Currently, there is no serious estimate possible as to when the HPC will be restored to normal operation.

Details

The short occurred in a wall box for the non-backed power distribution, which broke totally in an instant.

Primarily affected were thus all systems not being behind an uninterruptible power supply (UPS), such as the HPC compute nodes.

All racks and computers on UPS-backed power (such as HPC storage and Housing) were not directly hit, and continued to run in the first place.

However, the smoke of the short's flashover triggered the gaseous fire extinguisher, which duly flooded the server room with nitrogen/N₂.

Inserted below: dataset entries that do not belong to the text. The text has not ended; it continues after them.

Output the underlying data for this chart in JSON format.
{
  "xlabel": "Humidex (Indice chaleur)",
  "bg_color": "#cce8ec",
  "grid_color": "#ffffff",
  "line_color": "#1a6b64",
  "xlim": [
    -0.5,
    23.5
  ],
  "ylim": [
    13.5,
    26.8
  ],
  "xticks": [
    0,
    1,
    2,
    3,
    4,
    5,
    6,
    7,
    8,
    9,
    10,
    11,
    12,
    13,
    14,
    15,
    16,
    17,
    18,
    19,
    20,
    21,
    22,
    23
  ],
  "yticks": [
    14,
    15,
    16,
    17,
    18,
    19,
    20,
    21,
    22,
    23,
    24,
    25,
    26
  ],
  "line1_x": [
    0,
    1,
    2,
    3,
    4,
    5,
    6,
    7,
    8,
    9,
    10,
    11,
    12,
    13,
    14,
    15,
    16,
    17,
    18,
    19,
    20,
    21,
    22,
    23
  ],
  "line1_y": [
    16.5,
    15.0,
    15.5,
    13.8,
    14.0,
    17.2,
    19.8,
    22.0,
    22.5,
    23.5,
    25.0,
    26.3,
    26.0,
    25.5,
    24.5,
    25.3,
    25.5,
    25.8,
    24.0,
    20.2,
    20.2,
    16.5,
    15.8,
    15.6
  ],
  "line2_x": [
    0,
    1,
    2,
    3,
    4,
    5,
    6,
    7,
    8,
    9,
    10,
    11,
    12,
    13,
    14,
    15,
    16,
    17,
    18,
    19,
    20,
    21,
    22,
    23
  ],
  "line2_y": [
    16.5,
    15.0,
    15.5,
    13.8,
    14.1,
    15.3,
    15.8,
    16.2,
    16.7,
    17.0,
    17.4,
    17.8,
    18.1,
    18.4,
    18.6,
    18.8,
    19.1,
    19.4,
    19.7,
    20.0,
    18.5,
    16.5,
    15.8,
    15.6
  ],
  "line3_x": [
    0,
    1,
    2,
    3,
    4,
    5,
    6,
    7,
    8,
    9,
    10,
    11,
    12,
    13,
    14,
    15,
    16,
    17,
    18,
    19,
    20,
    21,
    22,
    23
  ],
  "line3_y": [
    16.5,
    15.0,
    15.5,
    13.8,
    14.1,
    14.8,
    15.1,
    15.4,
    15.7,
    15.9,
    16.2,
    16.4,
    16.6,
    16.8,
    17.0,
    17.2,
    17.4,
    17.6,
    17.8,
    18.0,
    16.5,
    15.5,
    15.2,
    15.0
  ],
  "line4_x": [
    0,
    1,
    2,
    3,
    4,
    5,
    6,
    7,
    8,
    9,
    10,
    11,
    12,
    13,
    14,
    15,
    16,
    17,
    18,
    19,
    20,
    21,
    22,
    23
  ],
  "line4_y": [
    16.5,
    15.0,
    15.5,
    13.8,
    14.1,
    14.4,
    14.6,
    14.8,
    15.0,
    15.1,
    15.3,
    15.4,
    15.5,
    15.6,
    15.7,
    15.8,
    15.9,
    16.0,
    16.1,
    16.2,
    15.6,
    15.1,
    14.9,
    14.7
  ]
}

This inherently causes very high acoustic pressure and air vibrations, known to severely wreaking havoc to legacy magnetic hard disks. That's why some systems in Housing suffered nonetheless (even if not by the power problem itself).

Next Steps – Housing

Since operation of this server room without a working GFE is considered too risky, we have had to switch off all systems (HPC cluster as well as Housing).

It is currently unclear when this GFE will be checked and refilled – and all general operation of computer systems in L5|08 has to cease until that.

Next Steps – HPC

Both power conductor rail as well as the distributing installation (400 volts, up to 2000 ampere) has to be inspected for possible damage and checked before reactivation.

It is currently unclear, when this (and all necessary repairs, if any) will be finished.

The outage of the HPC cluster will thus take some more time.

Project and user applications

Due to the unavailability of the cluster, applications cannot be processed currently. The processing of the applications will be resumed once the infrastructure is available again.